Teaching Your Children To Sew

You readers know that I'm shocked by the lack of sewing instruction in schools -- and at home. While I've forgotten so much from my official home ec classes, I know how to do simple repairs -- but not many do.

Since I've been talking with artisan-crafter behind both I Sew Cute and As Luck Would Have It, I thought I'd ask her what she thought about it...

I realize as a crafter, you might want to sell finished product, but since you do sell those nifty patterns, I thought perhaps you could comment on this situation.

I grew up learning about sewing and knitting from my mom and Nana. My other grandma who didn't sew at all -- but she always encouraged me in my creativity. It was a good combination of watching and learning as well as being supported and encouraged. I was lucky to have that.

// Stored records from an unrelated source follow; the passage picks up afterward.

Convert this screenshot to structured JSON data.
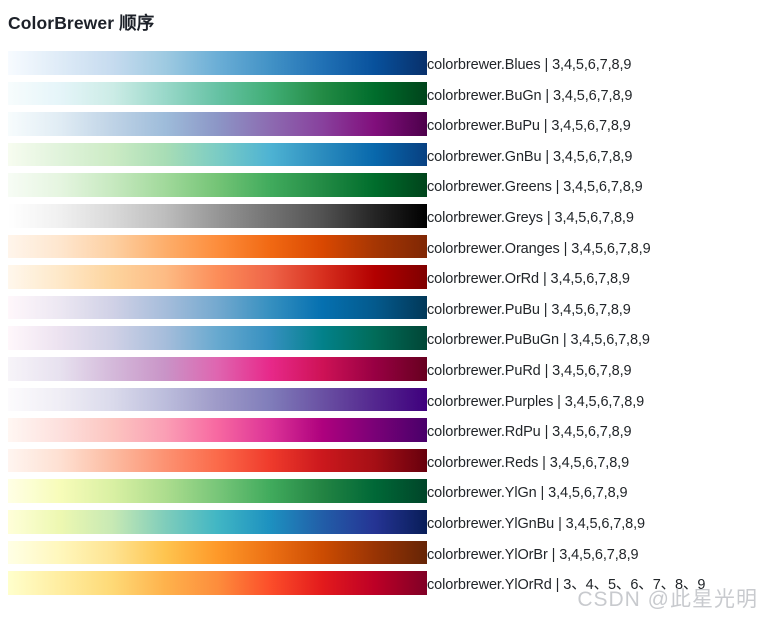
{
  "page": {
    "title": "ColorBrewer 顺序"
  },
  "watermark": {
    "text": "CSDN @此星光明"
  },
  "chart_data": {
    "type": "table",
    "title": "ColorBrewer 顺序",
    "legend_note": "each row = sequential colorbrewer ramp drawn light-to-dark, left-to-right",
    "palettes": [
      {
        "name": "colorbrewer.Blues",
        "label": "colorbrewer.Blues | 3,4,5,6,7,8,9",
        "classes": "3,4,5,6,7,8,9",
        "colors": [
          "#f7fbff",
          "#deebf7",
          "#c6dbef",
          "#9ecae1",
          "#6baed6",
          "#4292c6",
          "#2171b5",
          "#08519c",
          "#08306b"
        ]
      },
      {
        "name": "colorbrewer.BuGn",
        "label": "colorbrewer.BuGn | 3,4,5,6,7,8,9",
        "classes": "3,4,5,6,7,8,9",
        "colors": [
          "#f7fcfd",
          "#e5f5f9",
          "#ccece6",
          "#99d8c9",
          "#66c2a4",
          "#41ae76",
          "#238b45",
          "#006d2c",
          "#00441b"
        ]
      },
      {
        "name": "colorbrewer.BuPu",
        "label": "colorbrewer.BuPu | 3,4,5,6,7,8,9",
        "classes": "3,4,5,6,7,8,9",
        "colors": [
          "#f7fcfd",
          "#e0ecf4",
          "#bfd3e6",
          "#9ebcda",
          "#8c96c6",
          "#8c6bb1",
          "#88419d",
          "#810f7c",
          "#4d004b"
        ]
      },
      {
        "name": "colorbrewer.GnBu",
        "label": "colorbrewer.GnBu | 3,4,5,6,7,8,9",
        "classes": "3,4,5,6,7,8,9",
        "colors": [
          "#f7fcf0",
          "#e0f3db",
          "#ccebc5",
          "#a8ddb5",
          "#7bccc4",
          "#4eb3d3",
          "#2b8cbe",
          "#0868ac",
          "#084081"
        ]
      },
      {
        "name": "colorbrewer.Greens",
        "label": "colorbrewer.Greens | 3,4,5,6,7,8,9",
        "classes": "3,4,5,6,7,8,9",
        "colors": [
          "#f7fcf5",
          "#e5f5e0",
          "#c7e9c0",
          "#a1d99b",
          "#74c476",
          "#41ab5d",
          "#238b45",
          "#006d2c",
          "#00441b"
        ]
      },
      {
        "name": "colorbrewer.Greys",
        "label": "colorbrewer.Greys | 3,4,5,6,7,8,9",
        "classes": "3,4,5,6,7,8,9",
        "colors": [
          "#ffffff",
          "#f0f0f0",
          "#d9d9d9",
          "#bdbdbd",
          "#969696",
          "#737373",
          "#525252",
          "#252525",
          "#000000"
        ]
      },
      {
        "name": "colorbrewer.Oranges",
        "label": "colorbrewer.Oranges | 3,4,5,6,7,8,9",
        "classes": "3,4,5,6,7,8,9",
        "colors": [
          "#fff5eb",
          "#fee6ce",
          "#fdd0a2",
          "#fdae6b",
          "#fd8d3c",
          "#f16913",
          "#d94801",
          "#a63603",
          "#7f2704"
        ]
      },
      {
        "name": "colorbrewer.OrRd",
        "label": "colorbrewer.OrRd | 3,4,5,6,7,8,9",
        "classes": "3,4,5,6,7,8,9",
        "colors": [
          "#fff7ec",
          "#fee8c8",
          "#fdd49e",
          "#fdbb84",
          "#fc8d59",
          "#ef6548",
          "#d7301f",
          "#b30000",
          "#7f0000"
        ]
      },
      {
        "name": "colorbrewer.PuBu",
        "label": "colorbrewer.PuBu | 3,4,5,6,7,8,9",
        "classes": "3,4,5,6,7,8,9",
        "colors": [
          "#fff7fb",
          "#ece7f2",
          "#d0d1e6",
          "#a6bddb",
          "#74a9cf",
          "#3690c0",
          "#0570b0",
          "#045a8d",
          "#023858"
        ]
      },
      {
        "name": "colorbrewer.PuBuGn",
        "label": "colorbrewer.PuBuGn | 3,4,5,6,7,8,9",
        "classes": "3,4,5,6,7,8,9",
        "colors": [
          "#fff7fb",
          "#ece2f0",
          "#d0d1e6",
          "#a6bddb",
          "#67a9cf",
          "#3690c0",
          "#02818a",
          "#016c59",
          "#014636"
        ]
      },
      {
        "name": "colorbrewer.PuRd",
        "label": "colorbrewer.PuRd | 3,4,5,6,7,8,9",
        "classes": "3,4,5,6,7,8,9",
        "colors": [
          "#f7f4f9",
          "#e7e1ef",
          "#d4b9da",
          "#c994c7",
          "#df65b0",
          "#e7298a",
          "#ce1256",
          "#980043",
          "#67001f"
        ]
      },
      {
        "name": "colorbrewer.Purples",
        "label": "colorbrewer.Purples | 3,4,5,6,7,8,9",
        "classes": "3,4,5,6,7,8,9",
        "colors": [
          "#fcfbfd",
          "#efedf5",
          "#dadaeb",
          "#bcbddc",
          "#9e9ac8",
          "#807dba",
          "#6a51a3",
          "#54278f",
          "#3f007d"
        ]
      },
      {
        "name": "colorbrewer.RdPu",
        "label": "colorbrewer.RdPu | 3,4,5,6,7,8,9",
        "classes": "3,4,5,6,7,8,9",
        "colors": [
          "#fff7f3",
          "#fde0dd",
          "#fcc5c0",
          "#fa9fb5",
          "#f768a1",
          "#dd3497",
          "#ae017e",
          "#7a0177",
          "#49006a"
        ]
      },
      {
        "name": "colorbrewer.Reds",
        "label": "colorbrewer.Reds | 3,4,5,6,7,8,9",
        "classes": "3,4,5,6,7,8,9",
        "colors": [
          "#fff5f0",
          "#fee0d2",
          "#fcbba1",
          "#fc9272",
          "#fb6a4a",
          "#ef3b2c",
          "#cb181d",
          "#a50f15",
          "#67000d"
        ]
      },
      {
        "name": "colorbrewer.YlGn",
        "label": "colorbrewer.YlGn | 3,4,5,6,7,8,9",
        "classes": "3,4,5,6,7,8,9",
        "colors": [
          "#ffffe5",
          "#f7fcb9",
          "#d9f0a3",
          "#addd8e",
          "#78c679",
          "#41ab5d",
          "#238443",
          "#006837",
          "#004529"
        ]
      },
      {
        "name": "colorbrewer.YlGnBu",
        "label": "colorbrewer.YlGnBu | 3,4,5,6,7,8,9",
        "classes": "3,4,5,6,7,8,9",
        "colors": [
          "#ffffd9",
          "#edf8b1",
          "#c7e9b4",
          "#7fcdbb",
          "#41b6c4",
          "#1d91c0",
          "#225ea8",
          "#253494",
          "#081d58"
        ]
      },
      {
        "name": "colorbrewer.YlOrBr",
        "label": "colorbrewer.YlOrBr | 3,4,5,6,7,8,9",
        "classes": "3,4,5,6,7,8,9",
        "colors": [
          "#ffffe5",
          "#fff7bc",
          "#fee391",
          "#fec44f",
          "#fe9929",
          "#ec7014",
          "#cc4c02",
          "#993404",
          "#662506"
        ]
      },
      {
        "name": "colorbrewer.YlOrRd",
        "label": "colorbrewer.YlOrRd | 3、4、5、6、7、8、9",
        "classes": "3、4、5、6、7、8、9",
        "colors": [
          "#ffffcc",
          "#ffeda0",
          "#fed976",
          "#feb24c",
          "#fd8d3c",
          "#fc4e2a",
          "#e31a1c",
          "#bd0026",
          "#800026"
        ]
      }
    ]
  }
}
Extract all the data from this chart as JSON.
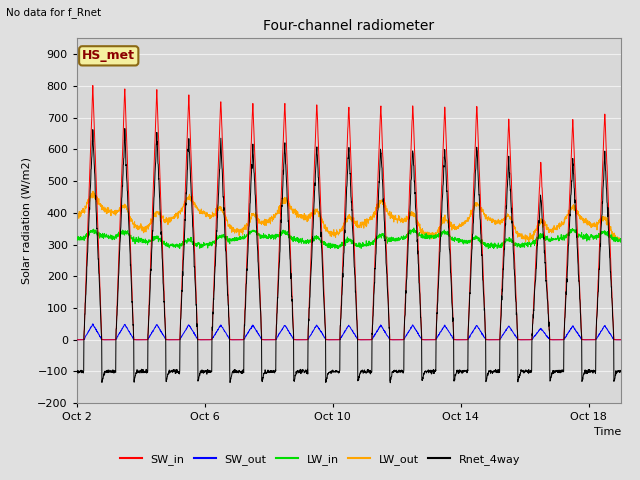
{
  "title": "Four-channel radiometer",
  "top_left_text": "No data for f_Rnet",
  "annotation_box": "HS_met",
  "ylabel": "Solar radiation (W/m2)",
  "xlabel": "Time",
  "xlim_days": [
    0,
    17
  ],
  "ylim": [
    -200,
    950
  ],
  "yticks": [
    -200,
    -100,
    0,
    100,
    200,
    300,
    400,
    500,
    600,
    700,
    800,
    900
  ],
  "xtick_labels": [
    "Oct 2",
    "Oct 6",
    "Oct 10",
    "Oct 14",
    "Oct 18"
  ],
  "xtick_positions": [
    0,
    4,
    8,
    12,
    16
  ],
  "background_color": "#e0e0e0",
  "plot_bg_color": "#d8d8d8",
  "grid_color": "#f0f0f0",
  "legend": [
    {
      "label": "SW_in",
      "color": "#ff0000"
    },
    {
      "label": "SW_out",
      "color": "#0000ff"
    },
    {
      "label": "LW_in",
      "color": "#00dd00"
    },
    {
      "label": "LW_out",
      "color": "#ffa500"
    },
    {
      "label": "Rnet_4way",
      "color": "#000000"
    }
  ],
  "num_days": 17,
  "day_peak_SW_in": [
    800,
    795,
    790,
    775,
    760,
    750,
    755,
    750,
    745,
    745,
    745,
    742,
    742,
    700,
    560,
    695,
    720
  ],
  "LW_in_base": 310,
  "LW_out_base": 385,
  "Rnet_night": -100
}
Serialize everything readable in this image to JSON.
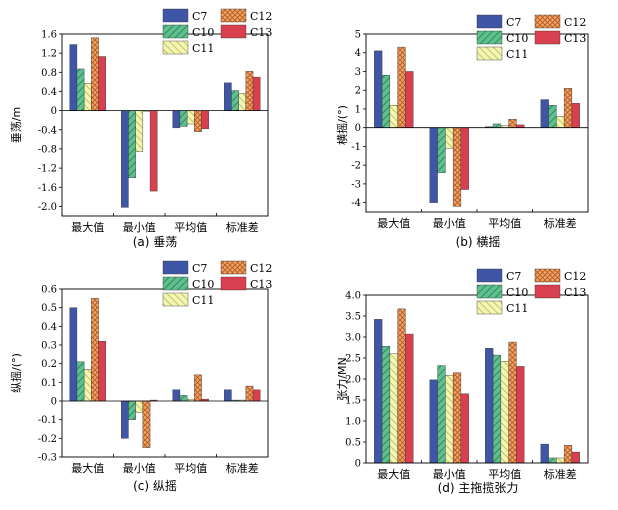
{
  "colors": {
    "C7": "#3f55a6",
    "C10": "#5fbf8f",
    "C11": "#e6e88a",
    "C12": "#ec9a5c",
    "C13": "#d9404f"
  },
  "chart_data": [
    {
      "type": "bar",
      "caption": "(a) 垂荡",
      "ylabel": "垂荡/m",
      "categories": [
        "最大值",
        "最小值",
        "平均值",
        "标准差"
      ],
      "ylim": [
        -2.2,
        1.6
      ],
      "yticks": [
        -2.0,
        -1.6,
        -1.2,
        -0.8,
        -0.4,
        0,
        0.4,
        0.8,
        1.2,
        1.6
      ],
      "ytick_labels": [
        "-2.0",
        "-1.6",
        "-1.2",
        "-0.8",
        "-0.4",
        "0",
        "0.4",
        "0.8",
        "1.2",
        "1.6"
      ],
      "series": [
        {
          "name": "C7",
          "values": [
            1.38,
            -2.02,
            -0.36,
            0.58
          ]
        },
        {
          "name": "C10",
          "values": [
            0.87,
            -1.4,
            -0.33,
            0.42
          ]
        },
        {
          "name": "C11",
          "values": [
            0.57,
            -0.86,
            -0.28,
            0.36
          ]
        },
        {
          "name": "C12",
          "values": [
            1.52,
            0,
            -0.44,
            0.82
          ]
        },
        {
          "name": "C13",
          "values": [
            1.13,
            -1.68,
            -0.38,
            0.7
          ]
        }
      ]
    },
    {
      "type": "bar",
      "caption": "(b) 横摇",
      "ylabel": "横摇/(°)",
      "categories": [
        "最大值",
        "最小值",
        "平均值",
        "标准差"
      ],
      "ylim": [
        -4.5,
        5
      ],
      "yticks": [
        -4,
        -3,
        -2,
        -1,
        0,
        1,
        2,
        3,
        4,
        5
      ],
      "ytick_labels": [
        "-4",
        "-3",
        "-2",
        "-1",
        "0",
        "1",
        "2",
        "3",
        "4",
        "5"
      ],
      "series": [
        {
          "name": "C7",
          "values": [
            4.1,
            -4.0,
            0.05,
            1.5
          ]
        },
        {
          "name": "C10",
          "values": [
            2.8,
            -2.4,
            0.2,
            1.2
          ]
        },
        {
          "name": "C11",
          "values": [
            1.2,
            -1.1,
            0.1,
            0.6
          ]
        },
        {
          "name": "C12",
          "values": [
            4.3,
            -4.2,
            0.45,
            2.1
          ]
        },
        {
          "name": "C13",
          "values": [
            3.0,
            -3.3,
            0.15,
            1.3
          ]
        }
      ]
    },
    {
      "type": "bar",
      "caption": "(c) 纵摇",
      "ylabel": "纵摇/(°)",
      "categories": [
        "最大值",
        "最小值",
        "平均值",
        "标准差"
      ],
      "ylim": [
        -0.3,
        0.6
      ],
      "yticks": [
        -0.3,
        -0.2,
        -0.1,
        0,
        0.1,
        0.2,
        0.3,
        0.4,
        0.5,
        0.6
      ],
      "ytick_labels": [
        "-0.3",
        "-0.2",
        "-0.1",
        "0",
        "0.1",
        "0.2",
        "0.3",
        "0.4",
        "0.5",
        "0.6"
      ],
      "series": [
        {
          "name": "C7",
          "values": [
            0.5,
            -0.2,
            0.06,
            0.06
          ]
        },
        {
          "name": "C10",
          "values": [
            0.21,
            -0.1,
            0.03,
            0.005
          ]
        },
        {
          "name": "C11",
          "values": [
            0.17,
            -0.06,
            0.01,
            0.005
          ]
        },
        {
          "name": "C12",
          "values": [
            0.55,
            -0.25,
            0.14,
            0.08
          ]
        },
        {
          "name": "C13",
          "values": [
            0.32,
            0.005,
            0.01,
            0.06
          ]
        }
      ]
    },
    {
      "type": "bar",
      "caption": "(d) 主拖揽张力",
      "ylabel": "张力/MN",
      "categories": [
        "最大值",
        "最小值",
        "平均值",
        "标准差"
      ],
      "ylim": [
        0,
        4.0
      ],
      "yticks": [
        0,
        0.5,
        1.0,
        1.5,
        2.0,
        2.5,
        3.0,
        3.5,
        4.0
      ],
      "ytick_labels": [
        "0",
        "0.5",
        "1.0",
        "1.5",
        "2.0",
        "2.5",
        "3.0",
        "3.5",
        "4.0"
      ],
      "series": [
        {
          "name": "C7",
          "values": [
            3.42,
            1.98,
            2.73,
            0.45
          ]
        },
        {
          "name": "C10",
          "values": [
            2.78,
            2.32,
            2.57,
            0.12
          ]
        },
        {
          "name": "C11",
          "values": [
            2.6,
            2.09,
            2.42,
            0.12
          ]
        },
        {
          "name": "C12",
          "values": [
            3.67,
            2.15,
            2.88,
            0.42
          ]
        },
        {
          "name": "C13",
          "values": [
            3.07,
            1.65,
            2.3,
            0.26
          ]
        }
      ]
    }
  ]
}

Since you have children, I'd also like to discuss crafting with children. Do you have an advice for teaching sewing at home? Any products, kits, etc., you'd recommend? For any/all ages.

To start kids off learning how to sew, I'd start them on lacing cards to get the hand coordination down as preschoolers.

Stringing beads is also a fine motor skill to prepare them for future sewing.



After lacing cards, I'd then move on to teaching them how to sew a button onto a piece of fabric, or sewing 2 pieces of fabric together by hand to make a simple pillow.

I don't believe sewing is just for girls either. My father and grandfather worked in leather and had heavy duty machines for sewing it. If my boy wants to sew, I'd encourage it!

What are the ages of your children? How many do you have?

I have a six year old boy and a four year old girl.



Aside from keeping them busy with creative activities (as opposed to passive entertainment like TV and video games), what other benefits do you see for children who make crafts and sew?

I know my kids are going to grow up to be happier people because of their love of working with their hands. The real benefits are they will never be bored, will have an outlet for expressing themselves, and will have satisfaction for contributing something to the world by using their creative voices, whatever they may be.

I think all children are naturally creative and it's up to us as parents to nurture that.


Not to mention, those kids will grow up able to sew their own buttons back on their shirts, mend a seam, or even hem a pair of jeans. And be able to teach their own children to do the same. *wink*

I'd like to thank June for spending so much time with me -- including sharing her vintage children's spoon collection!